Explanation: It actually does not matter if the value is from 1 to n or otherwise, as long as they are sorted by some order. The logic is that for each particular value we choose, the list is divided into two parts: left list and right list. We just need to multiply the number in the left list and right list to get the total number of trees we have for this particular number. As for all the ordered list with the same length, they all have the same number of trees, hence we just need to start from the number of trees with one and zero, then gradually calculate from one to n and return the nth one in the list.

Question 91 Decode Ways

Question:

https://leetcode.com/problems/decode-ways/

My code

class Solution:
    def numDecodings(self, s: str) -> int:
# First we finish the part that the length of the string is 1
        if len(s) ==1:
            if int(s[0])== 0:
                return 0
            else:
                return 1
        else: # we then finish the part which has length larger than 1
            if int(s[0]) == 0:
                Mat = [0]*len(s)
            else:
                Mat = [1]*len(s)
            for StringNum in range(1,len(s)):
                if int(s[StringNum-1]) == 0:
                    if int(s[StringNum]) == 0:
                        Mat[StringNum] = 0
                    else:
                        if StringNum ==1:
                            Mat[StringNum]= 0
                        else:
                            Mat[StringNum] = Mat[StringNum-1] 
                elif int(s[StringNum-1])==1:
                    if int(s[StringNum])==0:
                        if StringNum == 1:
                            Mat[StringNum] = 1
                        else:
                            Mat[StringNum] = Mat[StringNum-2]
                    else:
                        if StringNum ==1:
                            Mat[StringNum] = 2
                        else:
                            Mat[StringNum] = Mat[StringNum-1]+Mat[StringNum-2]
                elif int(s[StringNum-1]) ==2:
                    if int(s[StringNum]) == 0:
                        if StringNum ==1:
                            Mat[StringNum] = 1
                        else:
                            Mat[StringNum] = Mat[StringNum-2]
                    elif int(s[StringNum]) >=7:
                        if StringNum ==1:
                            Mat[StringNum] =1
                        else:
                            Mat[StringNum] = Mat[StringNum-1]
                    else:
                        if StringNum ==1:
                            Mat[StringNum] = 2
                        else:
                            Mat[StringNum] = Mat[StringNum-1]+ Mat[StringNum-2]
                else:
                    if int(s[StringNum]) == 0:
                        Mat[StringNum] = 0
                    else:
                        if StringNum == 1:
                            Mat[StringNum] = 1
                        else:
                            Mat[StringNum] = Mat[StringNum-1]
        
        return Mat[len(s)-1]

Explanation:

The Structure of the code is a little difficult to explain in words.

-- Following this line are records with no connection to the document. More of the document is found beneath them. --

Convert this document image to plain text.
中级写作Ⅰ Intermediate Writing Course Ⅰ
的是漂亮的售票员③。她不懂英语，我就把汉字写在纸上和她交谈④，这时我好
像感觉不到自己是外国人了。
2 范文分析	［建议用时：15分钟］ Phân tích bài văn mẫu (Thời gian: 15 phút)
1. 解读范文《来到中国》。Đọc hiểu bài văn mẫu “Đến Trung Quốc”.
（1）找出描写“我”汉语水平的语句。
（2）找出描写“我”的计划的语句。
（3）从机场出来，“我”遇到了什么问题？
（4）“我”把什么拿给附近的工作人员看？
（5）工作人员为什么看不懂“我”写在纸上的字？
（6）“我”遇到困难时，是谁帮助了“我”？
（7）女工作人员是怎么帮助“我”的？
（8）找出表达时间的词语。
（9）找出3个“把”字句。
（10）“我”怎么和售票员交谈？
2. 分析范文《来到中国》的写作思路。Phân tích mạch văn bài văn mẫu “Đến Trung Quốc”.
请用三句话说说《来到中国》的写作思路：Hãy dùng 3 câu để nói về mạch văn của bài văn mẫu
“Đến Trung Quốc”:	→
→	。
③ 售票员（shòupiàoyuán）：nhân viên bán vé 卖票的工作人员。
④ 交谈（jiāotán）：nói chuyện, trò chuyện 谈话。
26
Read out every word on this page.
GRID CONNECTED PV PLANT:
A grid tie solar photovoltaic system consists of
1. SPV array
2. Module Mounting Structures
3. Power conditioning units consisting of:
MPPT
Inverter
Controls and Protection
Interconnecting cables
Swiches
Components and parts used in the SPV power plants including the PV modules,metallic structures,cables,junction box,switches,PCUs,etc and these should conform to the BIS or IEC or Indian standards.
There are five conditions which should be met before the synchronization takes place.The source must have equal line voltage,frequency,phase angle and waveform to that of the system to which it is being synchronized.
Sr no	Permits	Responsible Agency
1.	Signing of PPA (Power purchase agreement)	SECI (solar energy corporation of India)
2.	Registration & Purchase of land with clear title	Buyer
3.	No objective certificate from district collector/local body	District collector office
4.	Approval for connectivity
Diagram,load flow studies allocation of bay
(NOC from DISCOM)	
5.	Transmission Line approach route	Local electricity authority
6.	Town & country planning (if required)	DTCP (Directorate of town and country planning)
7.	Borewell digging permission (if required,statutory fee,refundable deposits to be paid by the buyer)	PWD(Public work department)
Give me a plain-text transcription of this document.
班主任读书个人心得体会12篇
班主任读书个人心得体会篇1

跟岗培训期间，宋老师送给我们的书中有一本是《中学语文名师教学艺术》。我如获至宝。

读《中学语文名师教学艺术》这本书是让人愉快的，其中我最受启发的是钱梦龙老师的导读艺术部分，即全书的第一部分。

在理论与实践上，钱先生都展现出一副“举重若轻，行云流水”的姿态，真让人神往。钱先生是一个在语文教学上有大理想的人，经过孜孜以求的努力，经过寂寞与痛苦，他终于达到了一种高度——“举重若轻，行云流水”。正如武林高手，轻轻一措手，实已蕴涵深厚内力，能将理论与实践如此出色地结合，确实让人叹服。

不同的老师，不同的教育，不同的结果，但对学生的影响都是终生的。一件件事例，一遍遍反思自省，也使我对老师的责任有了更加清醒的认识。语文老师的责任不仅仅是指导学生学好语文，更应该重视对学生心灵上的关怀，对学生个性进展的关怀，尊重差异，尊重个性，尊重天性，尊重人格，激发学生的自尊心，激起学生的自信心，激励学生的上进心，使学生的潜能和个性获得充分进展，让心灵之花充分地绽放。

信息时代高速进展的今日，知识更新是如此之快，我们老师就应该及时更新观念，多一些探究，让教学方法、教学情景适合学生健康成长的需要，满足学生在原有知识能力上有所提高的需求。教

There will be (If I do not forget) a full chart to illustrate the whole idea.

Question 70 Climbing Stairs

The description of the question is in the following link:

https://leetcode.com/problems/climbing-stairs/

My Code:

class Solution:
    def climbStairs(self, n: int) -> int:
        Ladder = [1]*n;
        if n ==1: 
            return 1;
        else:
            Ladder[1] = 2;
            for LadNum in range(2,n):
                Ladder[LadNum] = Ladder[LadNum-1]+Ladder[LadNum -2]
            return Ladder[n-1]

Explanation:

The idea is clear: the only way to reach the nth ladder is that going from n-1th ladder with 1 step and n-2th ladder with 2 steps. So we just need to sum the number of steps to reach these two ladders to get the step to reach nth ladder. Just need to be very careful about some special situation and initialisation.